Der grosse Zürcher Softwareentwickler Ergon Informatik hat gerade einige seiner Geschäftszahlen für das Jahr 2019 bekannt gegeben. Es lief gut für Ergon, kann man zusammenfassen. Aber ehrlich gesagt, wen interessieren gegenwärtig Zahlen aus dem vergangenen Jahr, als noch niemand etwas von der grossen Coronakrise ahnte, in der wir nun stecken.

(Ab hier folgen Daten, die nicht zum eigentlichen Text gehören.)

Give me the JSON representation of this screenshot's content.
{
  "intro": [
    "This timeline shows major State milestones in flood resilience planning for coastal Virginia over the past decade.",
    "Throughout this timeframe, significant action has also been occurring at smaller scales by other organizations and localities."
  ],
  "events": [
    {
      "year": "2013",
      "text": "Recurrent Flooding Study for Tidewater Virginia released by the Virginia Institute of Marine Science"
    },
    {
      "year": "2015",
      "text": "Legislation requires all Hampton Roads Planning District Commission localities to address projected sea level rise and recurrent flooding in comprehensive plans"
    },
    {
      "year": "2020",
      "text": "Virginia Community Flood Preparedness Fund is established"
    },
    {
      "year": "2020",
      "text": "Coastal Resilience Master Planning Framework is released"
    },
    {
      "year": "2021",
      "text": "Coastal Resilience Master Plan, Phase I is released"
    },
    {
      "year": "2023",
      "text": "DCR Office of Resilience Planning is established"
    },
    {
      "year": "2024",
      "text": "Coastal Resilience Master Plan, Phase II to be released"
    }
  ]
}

Wir haben deshalb bei Ergon nachgefragt, wie sich die aktuelle Situation auf das Unternehmen auswirkt. Wie uns die Chefin Gabriela Keller mitteilte, sind die Folgen für Ergon bisher nicht gravierend: "Gewisse Kunden sind von der aktuellen Lage stark betroffen, dies spüren wir natürlich in manchen Projekten. Die meisten sind aber langfristige Vorhaben, die wie geplant weitergeführt werden. Und es gibt auch Beispiele, wo wir Kunden in der aktuellen Zeit besonders unterstützen können, um die sichere und schnelle Umstellung auf Home Office zu gewährleisten."
Seit einiger Zeit, genauer gesagt seit dem 16. März, arbeiten natürlich auch die Ergon-Leute zu Hause. Der Zugang zu allen Systemen sei aber sichergestellt, sagt Keller, und nun definiere man gemeinsam mit unseren Kunden, wie die Zusammenarbeit am besten weiter organisiert werden kann.

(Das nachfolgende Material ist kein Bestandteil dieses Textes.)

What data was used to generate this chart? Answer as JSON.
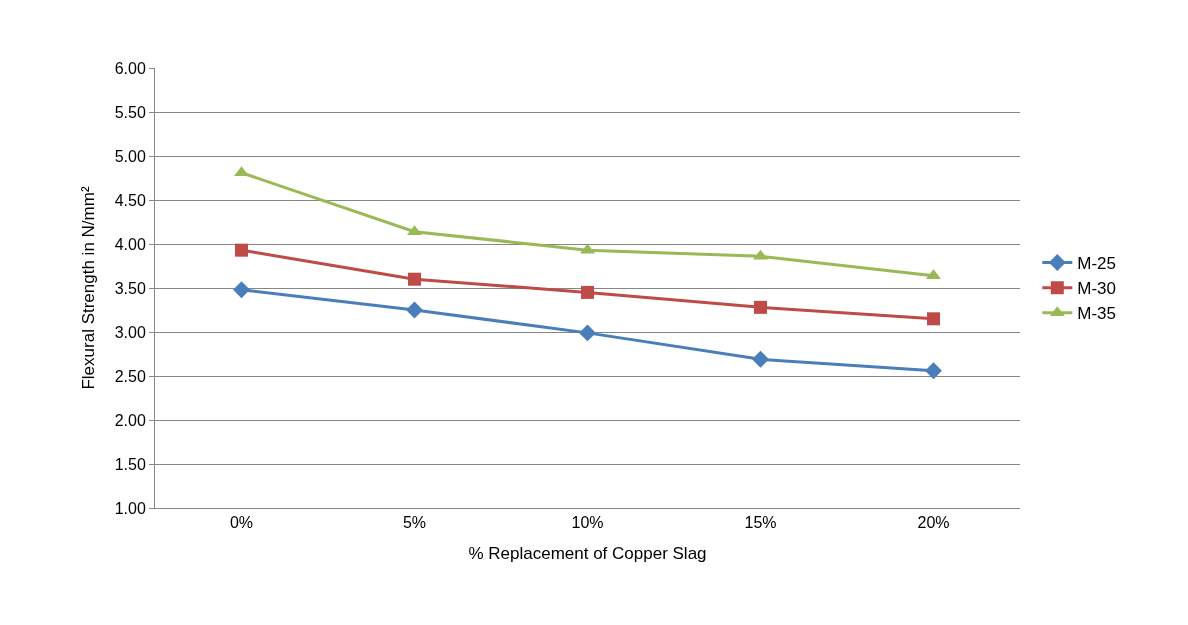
{
  "chart_data": {
    "type": "line",
    "xlabel": "% Replacement of Copper Slag",
    "ylabel": "Flexural Strength in N/mm²",
    "categories": [
      "0%",
      "5%",
      "10%",
      "15%",
      "20%"
    ],
    "series": [
      {
        "name": "M-25",
        "color": "#4a7ebb",
        "marker": "diamond",
        "values": [
          3.48,
          3.25,
          2.99,
          2.69,
          2.56
        ]
      },
      {
        "name": "M-30",
        "color": "#be4b48",
        "marker": "square",
        "values": [
          3.93,
          3.6,
          3.45,
          3.28,
          3.15
        ]
      },
      {
        "name": "M-35",
        "color": "#98b954",
        "marker": "triangle",
        "values": [
          4.81,
          4.14,
          3.93,
          3.86,
          3.64
        ]
      }
    ],
    "ylim": [
      1,
      6
    ],
    "yticks": [
      {
        "value": 1,
        "label": "1.00"
      },
      {
        "value": 1.5,
        "label": "1.50"
      },
      {
        "value": 2,
        "label": "2.00"
      },
      {
        "value": 2.5,
        "label": "2.50"
      },
      {
        "value": 3,
        "label": "3.00"
      },
      {
        "value": 3.5,
        "label": "3.50"
      },
      {
        "value": 4,
        "label": "4.00"
      },
      {
        "value": 4.5,
        "label": "4.50"
      },
      {
        "value": 5,
        "label": "5.00"
      },
      {
        "value": 5.5,
        "label": "5.50"
      },
      {
        "value": 6,
        "label": "6.00"
      }
    ],
    "grid": "y",
    "legend": "right"
  }
}
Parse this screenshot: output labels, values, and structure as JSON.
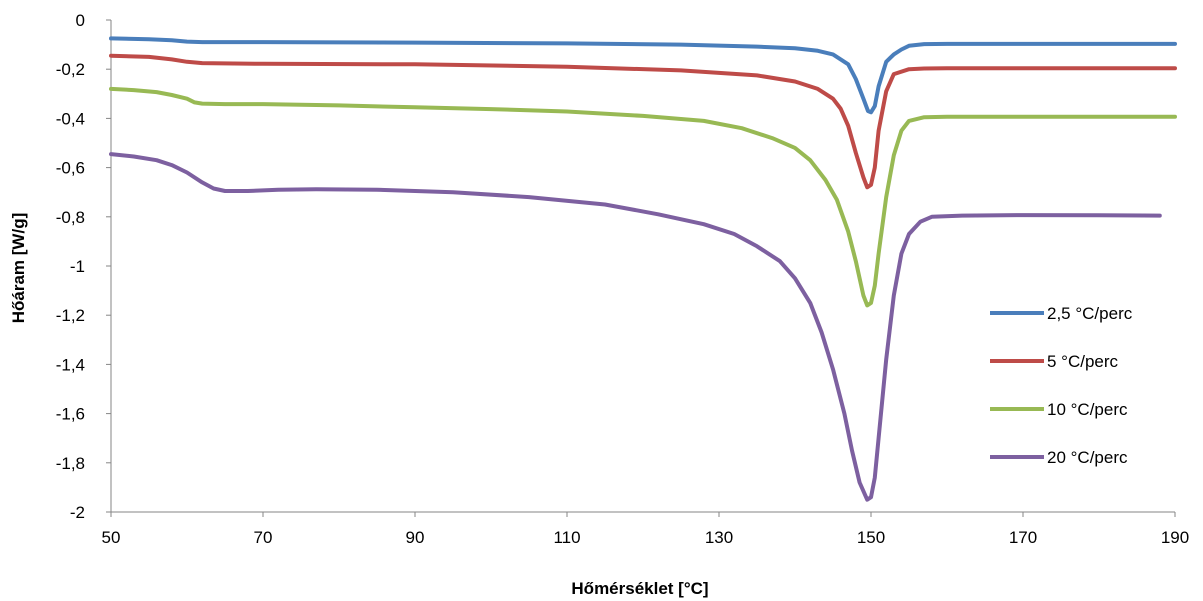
{
  "chart_data": {
    "type": "line",
    "title": "",
    "xlabel": "Hőmérséklet [°C]",
    "ylabel": "Hőáram [W/g]",
    "xlim": [
      50,
      190
    ],
    "ylim": [
      -2,
      0
    ],
    "x_ticks": [
      50,
      70,
      90,
      110,
      130,
      150,
      170,
      190
    ],
    "x_tick_labels": [
      "50",
      "70",
      "90",
      "110",
      "130",
      "150",
      "170",
      "190"
    ],
    "y_ticks": [
      0,
      -0.2,
      -0.4,
      -0.6,
      -0.8,
      -1,
      -1.2,
      -1.4,
      -1.6,
      -1.8,
      -2
    ],
    "y_tick_labels": [
      "0",
      "-0,2",
      "-0,4",
      "-0,6",
      "-0,8",
      "-1",
      "-1,2",
      "-1,4",
      "-1,6",
      "-1,8",
      "-2"
    ],
    "grid": false,
    "legend_position": "right",
    "series": [
      {
        "name": "2,5 °C/perc",
        "color": "#4a7ebb",
        "points": [
          [
            50,
            -0.075
          ],
          [
            55,
            -0.078
          ],
          [
            58,
            -0.082
          ],
          [
            60,
            -0.088
          ],
          [
            62,
            -0.09
          ],
          [
            70,
            -0.09
          ],
          [
            90,
            -0.092
          ],
          [
            110,
            -0.095
          ],
          [
            125,
            -0.1
          ],
          [
            135,
            -0.108
          ],
          [
            140,
            -0.115
          ],
          [
            143,
            -0.125
          ],
          [
            145,
            -0.14
          ],
          [
            147,
            -0.18
          ],
          [
            148,
            -0.24
          ],
          [
            149,
            -0.32
          ],
          [
            149.6,
            -0.37
          ],
          [
            150,
            -0.375
          ],
          [
            150.5,
            -0.35
          ],
          [
            151,
            -0.27
          ],
          [
            152,
            -0.17
          ],
          [
            153,
            -0.14
          ],
          [
            154,
            -0.12
          ],
          [
            155,
            -0.105
          ],
          [
            157,
            -0.098
          ],
          [
            160,
            -0.097
          ],
          [
            170,
            -0.097
          ],
          [
            190,
            -0.097
          ]
        ]
      },
      {
        "name": "5 °C/perc",
        "color": "#be4b48",
        "points": [
          [
            50,
            -0.145
          ],
          [
            55,
            -0.15
          ],
          [
            58,
            -0.16
          ],
          [
            60,
            -0.17
          ],
          [
            62,
            -0.175
          ],
          [
            70,
            -0.178
          ],
          [
            90,
            -0.18
          ],
          [
            110,
            -0.19
          ],
          [
            125,
            -0.205
          ],
          [
            135,
            -0.225
          ],
          [
            140,
            -0.25
          ],
          [
            143,
            -0.28
          ],
          [
            145,
            -0.32
          ],
          [
            146,
            -0.36
          ],
          [
            147,
            -0.43
          ],
          [
            148,
            -0.54
          ],
          [
            149,
            -0.64
          ],
          [
            149.5,
            -0.68
          ],
          [
            150,
            -0.67
          ],
          [
            150.5,
            -0.6
          ],
          [
            151,
            -0.45
          ],
          [
            152,
            -0.29
          ],
          [
            153,
            -0.22
          ],
          [
            155,
            -0.2
          ],
          [
            157,
            -0.197
          ],
          [
            160,
            -0.196
          ],
          [
            170,
            -0.196
          ],
          [
            190,
            -0.196
          ]
        ]
      },
      {
        "name": "10 °C/perc",
        "color": "#98b954",
        "points": [
          [
            50,
            -0.28
          ],
          [
            53,
            -0.285
          ],
          [
            56,
            -0.293
          ],
          [
            58,
            -0.305
          ],
          [
            60,
            -0.32
          ],
          [
            61,
            -0.335
          ],
          [
            62,
            -0.34
          ],
          [
            65,
            -0.342
          ],
          [
            70,
            -0.342
          ],
          [
            80,
            -0.347
          ],
          [
            90,
            -0.355
          ],
          [
            100,
            -0.362
          ],
          [
            110,
            -0.372
          ],
          [
            120,
            -0.39
          ],
          [
            128,
            -0.41
          ],
          [
            133,
            -0.44
          ],
          [
            137,
            -0.48
          ],
          [
            140,
            -0.52
          ],
          [
            142,
            -0.57
          ],
          [
            144,
            -0.65
          ],
          [
            145.5,
            -0.73
          ],
          [
            147,
            -0.86
          ],
          [
            148,
            -0.98
          ],
          [
            149,
            -1.12
          ],
          [
            149.5,
            -1.16
          ],
          [
            150,
            -1.15
          ],
          [
            150.5,
            -1.08
          ],
          [
            151,
            -0.95
          ],
          [
            152,
            -0.72
          ],
          [
            153,
            -0.55
          ],
          [
            154,
            -0.45
          ],
          [
            155,
            -0.41
          ],
          [
            157,
            -0.395
          ],
          [
            160,
            -0.393
          ],
          [
            170,
            -0.393
          ],
          [
            190,
            -0.393
          ]
        ]
      },
      {
        "name": "20 °C/perc",
        "color": "#7d60a0",
        "points": [
          [
            50,
            -0.545
          ],
          [
            53,
            -0.555
          ],
          [
            56,
            -0.57
          ],
          [
            58,
            -0.59
          ],
          [
            60,
            -0.62
          ],
          [
            62,
            -0.66
          ],
          [
            63.5,
            -0.685
          ],
          [
            65,
            -0.695
          ],
          [
            68,
            -0.695
          ],
          [
            72,
            -0.69
          ],
          [
            77,
            -0.688
          ],
          [
            85,
            -0.69
          ],
          [
            95,
            -0.7
          ],
          [
            105,
            -0.72
          ],
          [
            115,
            -0.75
          ],
          [
            122,
            -0.79
          ],
          [
            128,
            -0.83
          ],
          [
            132,
            -0.87
          ],
          [
            135,
            -0.92
          ],
          [
            138,
            -0.98
          ],
          [
            140,
            -1.05
          ],
          [
            142,
            -1.15
          ],
          [
            143.5,
            -1.27
          ],
          [
            145,
            -1.42
          ],
          [
            146.5,
            -1.6
          ],
          [
            147.5,
            -1.75
          ],
          [
            148.5,
            -1.88
          ],
          [
            149.5,
            -1.95
          ],
          [
            150,
            -1.94
          ],
          [
            150.5,
            -1.86
          ],
          [
            151,
            -1.7
          ],
          [
            152,
            -1.38
          ],
          [
            153,
            -1.12
          ],
          [
            154,
            -0.95
          ],
          [
            155,
            -0.87
          ],
          [
            156.5,
            -0.82
          ],
          [
            158,
            -0.8
          ],
          [
            162,
            -0.795
          ],
          [
            170,
            -0.793
          ],
          [
            180,
            -0.794
          ],
          [
            188,
            -0.795
          ]
        ]
      }
    ]
  }
}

Auch einen Weg, die "Einsamkeit der Heimarbeiter" zumindest etwas aufzubrechen, hat man bei Ergon gefunden: "Letzten Freitag haben wir unser erstes gemeinsames digitales Freitagsbier gefeiert."

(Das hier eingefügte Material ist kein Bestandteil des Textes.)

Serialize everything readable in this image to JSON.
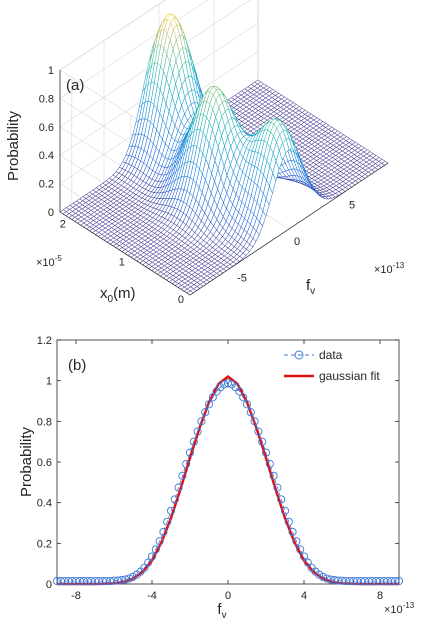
{
  "chart_data": [
    {
      "type": "surface",
      "panel_label": "(a)",
      "zlabel": "Probability",
      "xlabel": "f",
      "xlabel_sub": "v",
      "ylabel": "x",
      "ylabel_sub": "0",
      "ylabel_unit": "(m)",
      "x_multiplier": "×10",
      "x_multiplier_exp": "-13",
      "y_multiplier": "×10",
      "y_multiplier_exp": "-5",
      "x_ticks": [
        "-5",
        "0",
        "5"
      ],
      "x_tick_values": [
        -5,
        0,
        5
      ],
      "y_ticks": [
        "0",
        "1",
        "2"
      ],
      "y_tick_values": [
        0,
        1,
        2
      ],
      "z_ticks": [
        "0",
        "0.2",
        "0.4",
        "0.6",
        "0.8",
        "1"
      ],
      "z_tick_values": [
        0,
        0.2,
        0.4,
        0.6,
        0.8,
        1
      ],
      "xlim": [
        -9,
        9
      ],
      "ylim": [
        0,
        2.2
      ],
      "zlim": [
        0,
        1
      ],
      "grid": true,
      "colormap": "parula",
      "peaks": [
        {
          "f": 0.0,
          "x0": 2.0,
          "probability": 0.98
        },
        {
          "f": -1.5,
          "x0": 1.0,
          "probability": 0.8
        },
        {
          "f": 0.0,
          "x0": 0.2,
          "probability": 0.7
        }
      ]
    },
    {
      "type": "line",
      "panel_label": "(b)",
      "xlabel": "f",
      "xlabel_sub": "v",
      "ylabel": "Probability",
      "x_multiplier": "×10",
      "x_multiplier_exp": "-13",
      "xlim": [
        -9,
        9
      ],
      "ylim": [
        0,
        1.2
      ],
      "x_ticks": [
        "-8",
        "-4",
        "0",
        "4",
        "8"
      ],
      "x_tick_values": [
        -8,
        -4,
        0,
        4,
        8
      ],
      "y_ticks": [
        "0",
        "0.2",
        "0.4",
        "0.6",
        "0.8",
        "1",
        "1.2"
      ],
      "y_tick_values": [
        0,
        0.2,
        0.4,
        0.6,
        0.8,
        1,
        1.2
      ],
      "legend_position": "top-right",
      "series": [
        {
          "name": "data",
          "style": "dashed-circles",
          "color": "#3c78d8",
          "x": [
            -9.0,
            -8.8,
            -8.6,
            -8.4,
            -8.2,
            -8.0,
            -7.8,
            -7.6,
            -7.4,
            -7.2,
            -7.0,
            -6.8,
            -6.6,
            -6.4,
            -6.2,
            -6.0,
            -5.8,
            -5.6,
            -5.4,
            -5.2,
            -5.0,
            -4.8,
            -4.6,
            -4.4,
            -4.2,
            -4.0,
            -3.8,
            -3.6,
            -3.4,
            -3.2,
            -3.0,
            -2.8,
            -2.6,
            -2.4,
            -2.2,
            -2.0,
            -1.8,
            -1.6,
            -1.4,
            -1.2,
            -1.0,
            -0.8,
            -0.6,
            -0.4,
            -0.2,
            0.0,
            0.2,
            0.4,
            0.6,
            0.8,
            1.0,
            1.2,
            1.4,
            1.6,
            1.8,
            2.0,
            2.2,
            2.4,
            2.6,
            2.8,
            3.0,
            3.2,
            3.4,
            3.6,
            3.8,
            4.0,
            4.2,
            4.4,
            4.6,
            4.8,
            5.0,
            5.2,
            5.4,
            5.6,
            5.8,
            6.0,
            6.2,
            6.4,
            6.6,
            6.8,
            7.0,
            7.2,
            7.4,
            7.6,
            7.8,
            8.0,
            8.2,
            8.4,
            8.6,
            8.8,
            9.0
          ],
          "y": [
            0.015,
            0.015,
            0.015,
            0.015,
            0.015,
            0.015,
            0.015,
            0.015,
            0.015,
            0.015,
            0.015,
            0.015,
            0.015,
            0.015,
            0.015,
            0.016,
            0.017,
            0.019,
            0.022,
            0.027,
            0.035,
            0.046,
            0.061,
            0.08,
            0.105,
            0.135,
            0.17,
            0.21,
            0.256,
            0.306,
            0.36,
            0.416,
            0.474,
            0.532,
            0.59,
            0.646,
            0.7,
            0.75,
            0.8,
            0.845,
            0.884,
            0.918,
            0.947,
            0.968,
            0.982,
            0.987,
            0.982,
            0.968,
            0.947,
            0.918,
            0.884,
            0.845,
            0.8,
            0.75,
            0.7,
            0.646,
            0.59,
            0.532,
            0.474,
            0.416,
            0.36,
            0.306,
            0.256,
            0.21,
            0.17,
            0.135,
            0.105,
            0.08,
            0.061,
            0.046,
            0.035,
            0.027,
            0.022,
            0.019,
            0.017,
            0.016,
            0.015,
            0.015,
            0.015,
            0.015,
            0.015,
            0.015,
            0.015,
            0.015,
            0.015,
            0.015,
            0.015,
            0.015,
            0.015,
            0.015,
            0.015
          ]
        },
        {
          "name": "gaussian fit",
          "style": "solid",
          "color": "#dd1111",
          "x": [
            -9.0,
            -8.5,
            -8.0,
            -7.5,
            -7.0,
            -6.5,
            -6.0,
            -5.5,
            -5.0,
            -4.5,
            -4.0,
            -3.5,
            -3.0,
            -2.5,
            -2.0,
            -1.5,
            -1.0,
            -0.5,
            0.0,
            0.5,
            1.0,
            1.5,
            2.0,
            2.5,
            3.0,
            3.5,
            4.0,
            4.5,
            5.0,
            5.5,
            6.0,
            6.5,
            7.0,
            7.5,
            8.0,
            8.5,
            9.0
          ],
          "y": [
            0.0,
            0.0,
            0.0,
            0.0,
            0.0,
            0.001,
            0.003,
            0.01,
            0.026,
            0.059,
            0.116,
            0.205,
            0.324,
            0.467,
            0.62,
            0.767,
            0.894,
            0.984,
            1.02,
            0.984,
            0.894,
            0.767,
            0.62,
            0.467,
            0.324,
            0.205,
            0.116,
            0.059,
            0.026,
            0.01,
            0.003,
            0.001,
            0.0,
            0.0,
            0.0,
            0.0,
            0.0
          ]
        }
      ]
    }
  ]
}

Einen Antrag auf Kurzarbeit hat Ergon, im Gegensatz zu manch anderen Schweizer Software-Häusern, nicht gestellt, so Keller.  Auch ein Überbrückungskredit sei nicht notwendig.
Entlassungen seien absolut kein Thema für Ergon, so Keller weiter, es gebe sogar Neueinstellungen. Man habe aber das Rekrutierungs-Engagement der Situation angepasst und Einstellungen in gewissen Fällen vertagt.
Am Plan, im Sommer dieses Jahres einen dritten Standort in Zürich zu eröffnen, hält Ergon weiterhin fest. Aber natürlich macht es wenig Sinn, diesen zu eröffnen, bevor jemand dort wirklich arbeiten kann. Man führe den Umbau im Gebäude-Inneren gegenwärtig mit den erforderlichen Massnahmen gemäss Bundesbestimmungen wie geplant weiter, sagt Keller zu diesem Thema. Die Eröffnung werde "nach Möglichkeit zeitnah nach unserer Rückkehr in die Bürogebäude stattfinden."

Die Zahlen des letzten Geschäftsjahres

Kommen wir zum Schluss doch noch zu den Zahlen und einige Ereignissen des letzten Jahres. Ergon erzielte einen Umsatz von 53,1 Millionen Franken, rund 4 Prozent mehr als 2018. Die Zahl der Mitarbeiterinnen und Mitarbeiter stieg um 26 auf 308 per Ende Jahr.
Laut Ergon konnte die Kundenbasis 2019 um 45 Neukunden erweitert werden. 18 Prozent des Umsatzes stammten aus neuen Geschäften.
Als Highlights des Jahres nennt Ergon das Open Banking Project, das der Softwareentwickler zusammen mit weiteren Firmen angestossen hat, sowie die Lancierung von Airlock Secure Access Hub.